Even before inflation pressured wallets, some market research firms pointed to Walmart+’s slow membership gains, especially compared with competitor Amazon Prime.
The membership count for Walmart+ has hovered around 11 million to 11.5 million in the past three quarters, according to estimates by market researcher Consumer Intelligence Research Partners based on quarterly consumer surveys and industry research. That translates to about 25% of Walmart’s online shoppers.
Amazon Prime, which debuted in 2005, counts an estimated 168 million members in the U.S. as of June 30, according to CIRP. Roughly 70% of its online shoppers are members, according to estimates by the firm.
Walmart has not disclosed a subscriber count. However, its leaders said on a recent earnings call that Walmart+ has added paying members to the program every month since the September 2020 launch.
‘This is when we step up’
Walmart may dangle more benefits this holiday season, too — such as early and exclusive access to hot items like video game consoles. The company has not announced its Walmart+ holiday plans, but last year it gave Walmart+ members first dibs on deals.

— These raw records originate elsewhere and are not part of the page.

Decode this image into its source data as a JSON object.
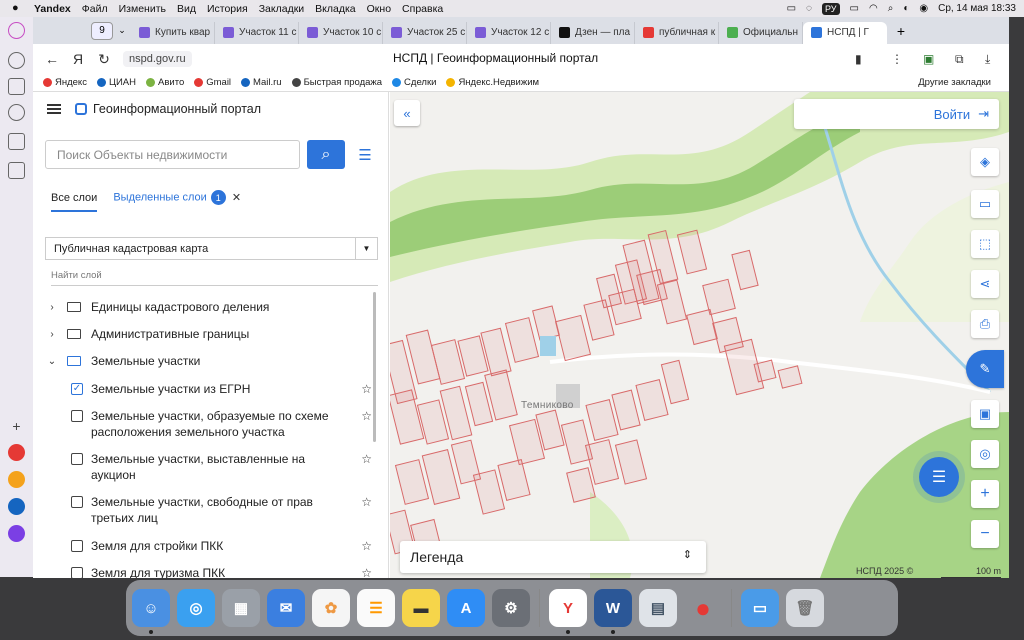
{
  "menubar": {
    "app": "Yandex",
    "items": [
      "Файл",
      "Изменить",
      "Вид",
      "История",
      "Закладки",
      "Вкладка",
      "Окно",
      "Справка"
    ],
    "input_badge": "РУ",
    "datetime": "Ср, 14 мая  18:33"
  },
  "tabs": {
    "count": "9",
    "items": [
      {
        "label": "Купить квар",
        "color": "#7b5cd6"
      },
      {
        "label": "Участок 11 с",
        "color": "#7b5cd6"
      },
      {
        "label": "Участок 10 с",
        "color": "#7b5cd6"
      },
      {
        "label": "Участок 25 с",
        "color": "#7b5cd6"
      },
      {
        "label": "Участок 12 с",
        "color": "#7b5cd6"
      },
      {
        "label": "Дзен — пла",
        "color": "#111111"
      },
      {
        "label": "публичная к",
        "color": "#e53935"
      },
      {
        "label": "Официальн",
        "color": "#4caf50"
      },
      {
        "label": "НСПД | Г",
        "color": "#2d74da"
      }
    ]
  },
  "address": {
    "url": "nspd.gov.ru",
    "title": "НСПД | Геоинформационный портал"
  },
  "bookmarks": {
    "items": [
      {
        "label": "Яндекс",
        "color": "#e53935"
      },
      {
        "label": "ЦИАН",
        "color": "#1565c0"
      },
      {
        "label": "Авито",
        "color": "#7cb342"
      },
      {
        "label": "Gmail",
        "color": "#e53935"
      },
      {
        "label": "Mail.ru",
        "color": "#1565c0"
      },
      {
        "label": "Быстрая продажа",
        "color": "#444444"
      },
      {
        "label": "Сделки",
        "color": "#1e88e5"
      },
      {
        "label": "Яндекс.Недвижим",
        "color": "#f4b400"
      }
    ],
    "other": "Другие закладки"
  },
  "sidebar": {
    "title": "Геоинформационный портал",
    "search_placeholder": "Поиск Объекты недвижимости",
    "tab_all": "Все слои",
    "tab_selected": "Выделенные слои",
    "selected_count": "1",
    "map_select": "Публичная кадастровая карта",
    "find_layer": "Найти слой",
    "groups": [
      "Единицы кадастрового деления",
      "Административные границы",
      "Земельные участки"
    ],
    "layers": [
      {
        "label": "Земельные участки из ЕГРН",
        "checked": true
      },
      {
        "label": "Земельные участки, образуемые по схеме расположения земельного участка",
        "checked": false
      },
      {
        "label": "Земельные участки, выставленные на аукцион",
        "checked": false
      },
      {
        "label": "Земельные участки, свободные от прав третьих лиц",
        "checked": false
      },
      {
        "label": "Земля для стройки ПКК",
        "checked": false
      },
      {
        "label": "Земля для туризма ПКК",
        "checked": false
      }
    ]
  },
  "map": {
    "login_label": "Войти",
    "place_label": "Темниково",
    "legend_label": "Легенда",
    "copyright": "НСПД 2025 ©",
    "scale": "100 m",
    "colors": {
      "parcel": "#d86a6a",
      "forest": "#b5d98a",
      "forest_dark": "#8ec56b",
      "river": "#9fd0e8"
    }
  }
}
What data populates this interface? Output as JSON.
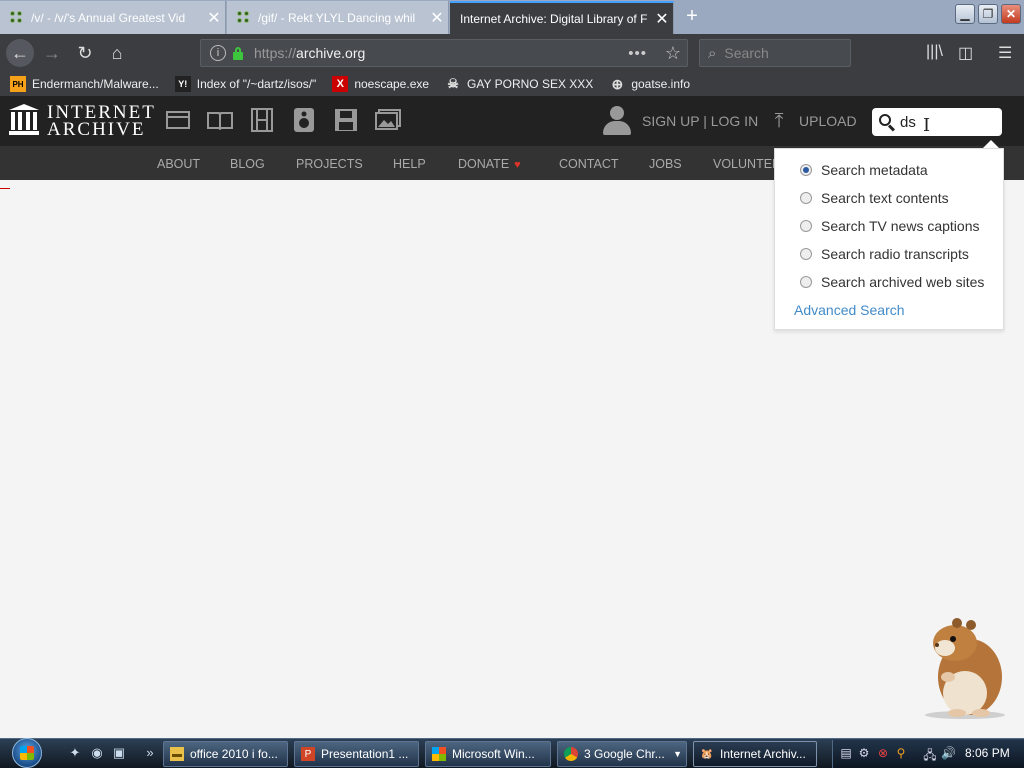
{
  "browser": {
    "tabs": [
      {
        "title": "/v/ - /v/'s Annual Greatest Vid",
        "icon": "clover-icon"
      },
      {
        "title": "/gif/ - Rekt YLYL Dancing whil",
        "icon": "clover-icon"
      },
      {
        "title": "Internet Archive: Digital Library of F",
        "icon": "none"
      }
    ],
    "new_tab": "+",
    "url": {
      "protocol": "https://",
      "host": "archive.org"
    },
    "search_placeholder": "Search",
    "bookmarks": [
      {
        "label": "Endermanch/Malware...",
        "badge": "PH"
      },
      {
        "label": "Index of \"/~dartz/isos/\"",
        "badge": "Y!"
      },
      {
        "label": "noescape.exe",
        "badge": "X"
      },
      {
        "label": "GAY PORNO SEX XXX",
        "badge": "☠"
      },
      {
        "label": "goatse.info",
        "badge": "⊕"
      }
    ]
  },
  "archive": {
    "brand_line1": "INTERNET",
    "brand_line2": "ARCHIVE",
    "auth": "SIGN UP | LOG IN",
    "upload": "UPLOAD",
    "search_value": "ds",
    "nav": [
      "ABOUT",
      "BLOG",
      "PROJECTS",
      "HELP",
      "DONATE",
      "CONTACT",
      "JOBS",
      "VOLUNTEE"
    ],
    "dropdown": {
      "options": [
        {
          "label": "Search metadata",
          "selected": true
        },
        {
          "label": "Search text contents",
          "selected": false
        },
        {
          "label": "Search TV news captions",
          "selected": false
        },
        {
          "label": "Search radio transcripts",
          "selected": false
        },
        {
          "label": "Search archived web sites",
          "selected": false
        }
      ],
      "advanced": "Advanced Search"
    }
  },
  "taskbar": {
    "items": [
      {
        "label": "office 2010 i fo...",
        "icon": "folder-icon"
      },
      {
        "label": "Presentation1 ...",
        "icon": "powerpoint-icon"
      },
      {
        "label": "Microsoft Win...",
        "icon": "windows-icon"
      },
      {
        "label": "3 Google Chr...",
        "icon": "chrome-icon"
      },
      {
        "label": "Internet Archiv...",
        "icon": "firefox-icon"
      }
    ],
    "clock": "8:06 PM"
  },
  "colors": {
    "browser_chrome": "#3b3d41",
    "archive_header": "#222222",
    "archive_nav": "#333333",
    "link_blue": "#428bca",
    "donate_heart": "#e0342b"
  }
}
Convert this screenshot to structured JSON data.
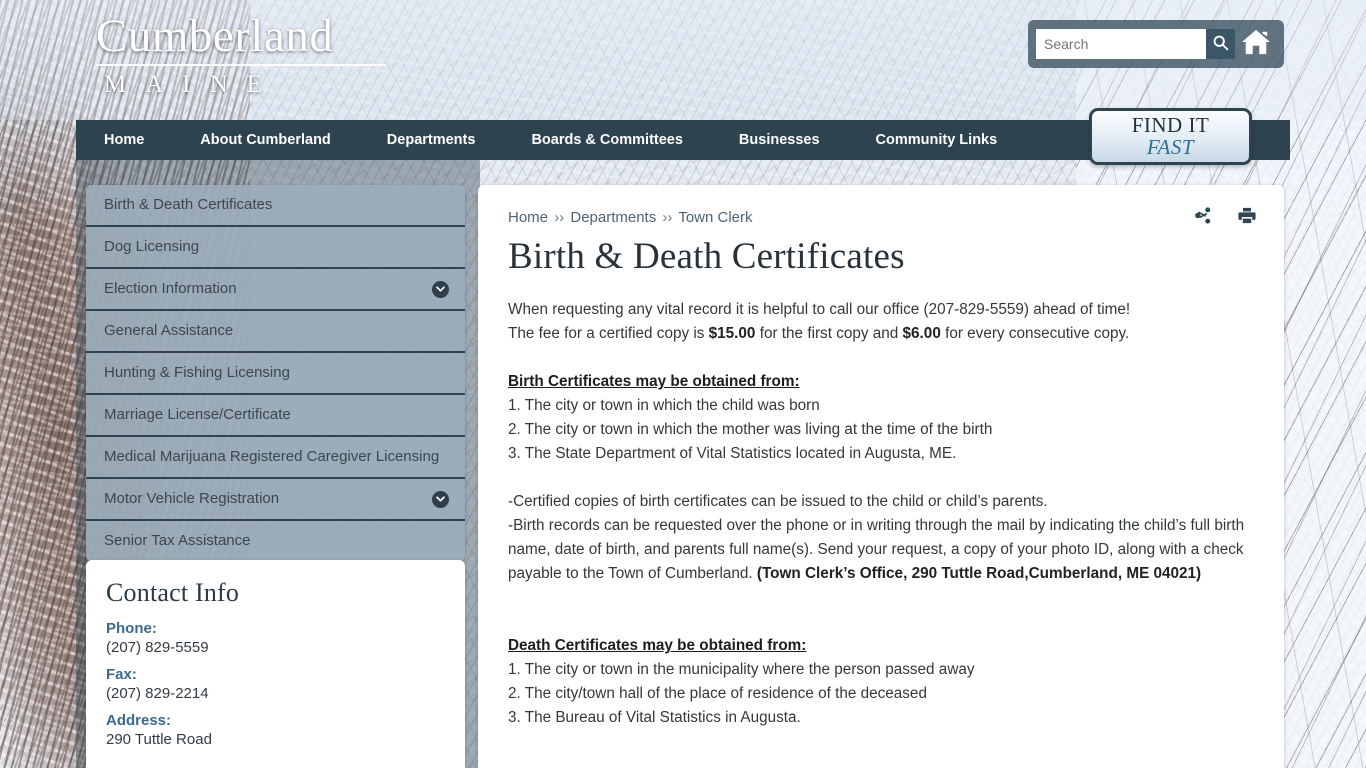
{
  "site": {
    "logo_word": "Cumberland",
    "logo_state": "MAINE"
  },
  "search": {
    "placeholder": "Search",
    "value": "",
    "search_icon": "search-icon",
    "home_icon": "home-icon"
  },
  "nav": {
    "items": [
      {
        "label": "Home"
      },
      {
        "label": "About Cumberland"
      },
      {
        "label": "Departments"
      },
      {
        "label": "Boards & Committees"
      },
      {
        "label": "Businesses"
      },
      {
        "label": "Community Links"
      }
    ]
  },
  "find_it_fast": {
    "line1": "FIND IT",
    "line2": "FAST"
  },
  "sidebar": {
    "items": [
      {
        "label": "Birth & Death Certificates",
        "expandable": false
      },
      {
        "label": "Dog Licensing",
        "expandable": false
      },
      {
        "label": "Election Information",
        "expandable": true
      },
      {
        "label": "General Assistance",
        "expandable": false
      },
      {
        "label": "Hunting & Fishing Licensing",
        "expandable": false
      },
      {
        "label": "Marriage License/Certificate",
        "expandable": false
      },
      {
        "label": "Medical Marijuana Registered Caregiver Licensing",
        "expandable": false
      },
      {
        "label": "Motor Vehicle Registration",
        "expandable": true
      },
      {
        "label": "Senior Tax Assistance",
        "expandable": false
      }
    ]
  },
  "contact": {
    "heading": "Contact Info",
    "phone_label": "Phone:",
    "phone_value": "(207) 829-5559",
    "fax_label": "Fax:",
    "fax_value": "(207) 829-2214",
    "address_label": "Address:",
    "address_value": "290 Tuttle Road"
  },
  "content": {
    "breadcrumb": [
      {
        "label": "Home"
      },
      {
        "label": "Departments"
      },
      {
        "label": "Town Clerk"
      }
    ],
    "breadcrumb_separator": "››",
    "title": "Birth & Death Certificates",
    "intro_line1": "When requesting any vital record it is helpful to call our office (207-829-5559) ahead of time!",
    "fee_pre": "The fee for a certified copy is ",
    "fee_first": "$15.00",
    "fee_mid": " for the first copy and ",
    "fee_second": "$6.00",
    "fee_post": " for every consecutive copy.",
    "birth_heading": "Birth Certificates may be obtained from:",
    "birth_items": [
      "1. The city or town in which the child was born",
      "2. The city or town in which the mother was living at the time of the birth",
      "3. The State Department of Vital Statistics located in Augusta, ME."
    ],
    "birth_note1": "-Certified copies of birth certificates can be issued to the child or child’s parents.",
    "birth_note2_pre": "-Birth records can be requested over the phone or in writing through the mail by indicating the child’s full birth name, date of birth, and parents full name(s). Send your request, a copy of your photo ID, along with a check payable to the Town of Cumberland. ",
    "birth_note2_bold": "(Town Clerk’s Office, 290 Tuttle Road,Cumberland, ME 04021)",
    "death_heading": "Death Certificates may be obtained from:",
    "death_items": [
      "1. The city or town in the municipality where the person passed away",
      "2. The city/town hall of the place of residence of the deceased",
      "3. The Bureau of Vital Statistics in Augusta."
    ],
    "share_icon": "share-icon",
    "print_icon": "print-icon"
  },
  "colors": {
    "nav_bar": "#2d4450",
    "sidebar_item": "#9cacb8",
    "sidebar_divider": "#2d4350",
    "accent_blue": "#3a6b8c",
    "title_dark": "#27323a",
    "find_it_fast_accent": "#2f6e96"
  }
}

The retailer has momentum in broadening its customer base: Walmart’s discounter reputation has drawn higher-income shoppers in recent months. About three-quarters of Walmart’s grocery market share gains came from customers with annual household incomes of $100,000 or more in the quarter ended July 31.
That dynamic will boost Walmart+ membership too, Cracchiolo said.
“This is the time when Walmart shines,” he said. “This is what we do best. When there’s uncertainty, when there’s inflation, when customers are on really, really tight budgets. This is when we step up. And Walmart+ membership is that on steroids. What we’re seeing is more customers actually seeing the need.”
He said busy families are the core demographic for Walmart+ — a profile that fits approximately 50 million households in the U.S. Customers who are part of the program spend about twice as much as nonmembers, he added. Plus, it makes money from the subscription fees. Members pay $12.95 a month or $98 on an annual basis.
Its members fill up bigger baskets, visit its stores and website more frequently and shop across more departments, he said.
“For us, it’s about developing a relationship with a customer where it’s not just a transaction,” he said. “The more we can offer customers that help them in their everyday lives, the more we build that emotional connection with the customer.”